The efficacy of chitosan has been proven, but to understand how this polysaccharide works it is necessary to describe its specific characteristics and mechanism of action.




Chitosan is a natural derivative of biological origin, which is obtained starting from the partial deacetylation of chitin (a polysaccharide composed of N-acetyl-D glucosamine units) in an alkaline environment. To date, the OIV (International Organisation of Vine and Wine) allows the usage of the use of chitosan in oenology for wine processing, or to boost the activity of fining agents in both wines and musts. However only chitosan of fungal origin, and specifically from Aspergillus niger may be used in winemaking.


Research conducted in laboratory on the potential of chitosan is constantly evolving and shows surprising results; indeed, chitosan is an element which, in addition to having proven efficacy and versatility of use, also stands out because it is easily available and biodegradable.

Another important function of chitosan is the removal of metal cations from the solution, which, reduces the content of heavy metals such as iron, lead, cadmium and copper.

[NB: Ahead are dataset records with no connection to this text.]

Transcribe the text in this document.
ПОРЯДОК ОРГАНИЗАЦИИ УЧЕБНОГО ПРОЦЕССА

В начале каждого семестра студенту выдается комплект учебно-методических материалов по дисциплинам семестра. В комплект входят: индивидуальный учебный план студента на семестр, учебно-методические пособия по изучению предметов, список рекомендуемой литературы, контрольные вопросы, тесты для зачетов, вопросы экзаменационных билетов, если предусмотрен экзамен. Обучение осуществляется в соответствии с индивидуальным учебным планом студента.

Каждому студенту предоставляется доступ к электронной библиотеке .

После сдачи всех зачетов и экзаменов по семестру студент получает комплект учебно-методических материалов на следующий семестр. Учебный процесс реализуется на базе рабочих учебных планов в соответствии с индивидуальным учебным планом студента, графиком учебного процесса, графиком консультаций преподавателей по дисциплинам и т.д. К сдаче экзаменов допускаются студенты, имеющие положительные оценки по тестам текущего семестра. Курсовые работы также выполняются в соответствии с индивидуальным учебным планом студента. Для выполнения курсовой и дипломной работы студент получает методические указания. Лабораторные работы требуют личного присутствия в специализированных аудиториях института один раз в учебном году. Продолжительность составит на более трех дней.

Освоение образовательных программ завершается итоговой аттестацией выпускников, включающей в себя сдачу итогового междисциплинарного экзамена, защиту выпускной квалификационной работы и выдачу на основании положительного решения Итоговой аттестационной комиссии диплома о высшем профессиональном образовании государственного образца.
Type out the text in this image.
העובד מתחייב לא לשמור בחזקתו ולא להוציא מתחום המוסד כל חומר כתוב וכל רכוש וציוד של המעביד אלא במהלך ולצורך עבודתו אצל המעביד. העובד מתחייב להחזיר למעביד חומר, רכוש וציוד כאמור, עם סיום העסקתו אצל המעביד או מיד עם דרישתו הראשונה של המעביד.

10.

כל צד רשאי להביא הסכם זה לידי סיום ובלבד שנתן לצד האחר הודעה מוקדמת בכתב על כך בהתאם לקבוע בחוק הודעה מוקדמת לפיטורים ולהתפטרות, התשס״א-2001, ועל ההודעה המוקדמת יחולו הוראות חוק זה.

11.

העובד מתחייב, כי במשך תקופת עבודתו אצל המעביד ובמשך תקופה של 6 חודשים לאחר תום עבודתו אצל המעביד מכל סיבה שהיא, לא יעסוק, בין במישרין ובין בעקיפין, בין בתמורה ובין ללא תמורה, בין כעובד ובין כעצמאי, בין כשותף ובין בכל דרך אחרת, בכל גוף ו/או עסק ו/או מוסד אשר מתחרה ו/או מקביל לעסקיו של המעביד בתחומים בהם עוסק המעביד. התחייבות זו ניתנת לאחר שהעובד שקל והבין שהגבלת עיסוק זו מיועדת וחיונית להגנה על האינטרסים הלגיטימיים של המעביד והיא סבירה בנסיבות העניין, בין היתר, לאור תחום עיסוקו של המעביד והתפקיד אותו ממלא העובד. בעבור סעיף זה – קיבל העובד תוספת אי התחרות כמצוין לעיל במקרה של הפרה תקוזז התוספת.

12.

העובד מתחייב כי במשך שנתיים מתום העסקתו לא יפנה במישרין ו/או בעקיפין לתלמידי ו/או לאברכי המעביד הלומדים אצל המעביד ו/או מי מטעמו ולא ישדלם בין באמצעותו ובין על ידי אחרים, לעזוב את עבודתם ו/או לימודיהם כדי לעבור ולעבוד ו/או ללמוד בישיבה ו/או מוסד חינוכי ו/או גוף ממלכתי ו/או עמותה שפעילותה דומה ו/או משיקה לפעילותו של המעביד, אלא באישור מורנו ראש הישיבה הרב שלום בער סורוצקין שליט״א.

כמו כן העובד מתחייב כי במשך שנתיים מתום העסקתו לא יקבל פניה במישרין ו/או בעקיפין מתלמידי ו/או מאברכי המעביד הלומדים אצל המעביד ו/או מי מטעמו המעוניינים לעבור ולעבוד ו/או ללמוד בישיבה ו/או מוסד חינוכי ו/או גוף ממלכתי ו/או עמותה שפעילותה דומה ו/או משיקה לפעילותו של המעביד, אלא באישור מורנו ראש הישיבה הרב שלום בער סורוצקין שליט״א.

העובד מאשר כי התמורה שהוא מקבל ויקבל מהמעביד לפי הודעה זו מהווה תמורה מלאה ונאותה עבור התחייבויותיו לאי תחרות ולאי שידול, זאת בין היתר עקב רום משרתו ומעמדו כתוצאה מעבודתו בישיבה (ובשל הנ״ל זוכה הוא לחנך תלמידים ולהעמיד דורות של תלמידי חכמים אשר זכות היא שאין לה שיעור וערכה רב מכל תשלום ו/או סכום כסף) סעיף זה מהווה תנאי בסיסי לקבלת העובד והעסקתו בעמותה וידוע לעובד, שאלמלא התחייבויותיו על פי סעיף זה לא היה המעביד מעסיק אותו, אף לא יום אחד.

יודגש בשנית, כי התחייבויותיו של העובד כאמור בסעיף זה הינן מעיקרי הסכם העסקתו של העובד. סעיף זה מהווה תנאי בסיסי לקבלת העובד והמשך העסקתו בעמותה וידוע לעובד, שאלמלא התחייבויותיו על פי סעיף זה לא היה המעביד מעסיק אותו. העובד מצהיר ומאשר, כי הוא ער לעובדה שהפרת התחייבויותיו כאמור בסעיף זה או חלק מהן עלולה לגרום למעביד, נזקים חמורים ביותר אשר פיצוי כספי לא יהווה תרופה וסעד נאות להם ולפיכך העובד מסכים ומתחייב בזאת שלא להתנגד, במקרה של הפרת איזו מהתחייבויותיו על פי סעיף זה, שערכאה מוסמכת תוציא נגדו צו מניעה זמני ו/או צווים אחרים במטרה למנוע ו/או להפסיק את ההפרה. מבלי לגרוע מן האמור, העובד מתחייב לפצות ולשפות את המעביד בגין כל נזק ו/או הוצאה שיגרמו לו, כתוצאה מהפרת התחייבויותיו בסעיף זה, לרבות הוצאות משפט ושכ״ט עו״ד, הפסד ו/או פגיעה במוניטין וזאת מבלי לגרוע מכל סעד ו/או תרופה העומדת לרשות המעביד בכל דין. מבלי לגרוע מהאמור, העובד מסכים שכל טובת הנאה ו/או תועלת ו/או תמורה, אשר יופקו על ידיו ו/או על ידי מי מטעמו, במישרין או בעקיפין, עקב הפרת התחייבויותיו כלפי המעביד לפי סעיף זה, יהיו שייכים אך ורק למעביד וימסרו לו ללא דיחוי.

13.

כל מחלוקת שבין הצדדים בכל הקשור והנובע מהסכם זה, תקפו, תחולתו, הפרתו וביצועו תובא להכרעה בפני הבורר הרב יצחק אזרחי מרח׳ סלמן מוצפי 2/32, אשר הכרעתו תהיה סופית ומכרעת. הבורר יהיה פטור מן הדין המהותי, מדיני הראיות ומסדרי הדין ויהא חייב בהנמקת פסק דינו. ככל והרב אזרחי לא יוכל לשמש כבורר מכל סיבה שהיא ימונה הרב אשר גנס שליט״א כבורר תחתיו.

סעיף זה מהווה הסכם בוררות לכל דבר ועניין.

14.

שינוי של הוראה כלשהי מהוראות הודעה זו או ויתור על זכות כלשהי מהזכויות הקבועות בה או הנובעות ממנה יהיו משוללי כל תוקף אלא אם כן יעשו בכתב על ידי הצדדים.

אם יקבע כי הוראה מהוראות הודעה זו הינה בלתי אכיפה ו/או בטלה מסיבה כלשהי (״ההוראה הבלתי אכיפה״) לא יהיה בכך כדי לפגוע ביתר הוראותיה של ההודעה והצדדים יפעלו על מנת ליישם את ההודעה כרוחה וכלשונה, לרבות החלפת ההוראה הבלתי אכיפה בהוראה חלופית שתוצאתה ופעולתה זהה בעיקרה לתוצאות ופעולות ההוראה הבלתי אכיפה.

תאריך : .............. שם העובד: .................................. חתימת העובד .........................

On the one hand, this type of action allows avoiding copper and iron instabilities, on the other, it further destabilises the microbial wall by removing structural cations.


In addition, it reduces any unwanted compounds such as ochratoxin A, a fungal toxin that can be found following microbial alterations in grapes. But what makes chitosan the polysaccharide of choice in oenology is its ability to inhibit Brettanomyces: against these contaminating yeasts, in fact, chitosan serves as an indispensable adjuvant and its use allows achieving incomparable results compared to other products.

Indeed, we know that chitosan is obtained from the partial deacetylation of chitin, during which the release of the primary amino groups occurs, which, in an acid environment, are protonated, thus yielding a positive charge.


This particular type of charged structure is functional to the disintegration of the membranes of bacteria and yeasts. In fact, one of the mechanisms by which chitosan acts results from the fact that the outside of the cell wall for bacteria is negatively charged and, therefore, being positively charged, acts by complementary charge. On the other hand, yeasts do not have an obvious negative charge, but it is thought that they incorporate chitosan into their own wall during growth, thus leading to wall disintegration. An alternative mechanism of action can be traced back to the binding of chitosan to microbial DNA, which would effectively block DNA transcription and replication.

In addition, CHITOCEL has the advantage of not belonging to the family of allergens, like other similar products that, among other things, exert an antimicrobial activity only on some families of bacteria and can contribute to increasing protein instability.

We observed an important difference before and after treatment with CHITOCEL: the first microbial count had such a high number of colonies that we could not quantify it. After treatment with CHITOCEL, we did not see any contaminating cells on the plate whatsoever.


CHITOCEL Must and CHITOCEL Red exert a clarifying action, contribute to the reduction of the content of heavy metals such as iron, lead, cadmium and copper, thus preventing iron and copper instabilities, and allow reducing any contaminants (such as ochratoxin), thanks to the synergy with yeast hulls and tannins.

Therefore, both have antimicrobial properties and allow limiting the use of sulfur dioxide, in line with growing market demands which, in recent years, have been calling for products with ever lower sulphite contents.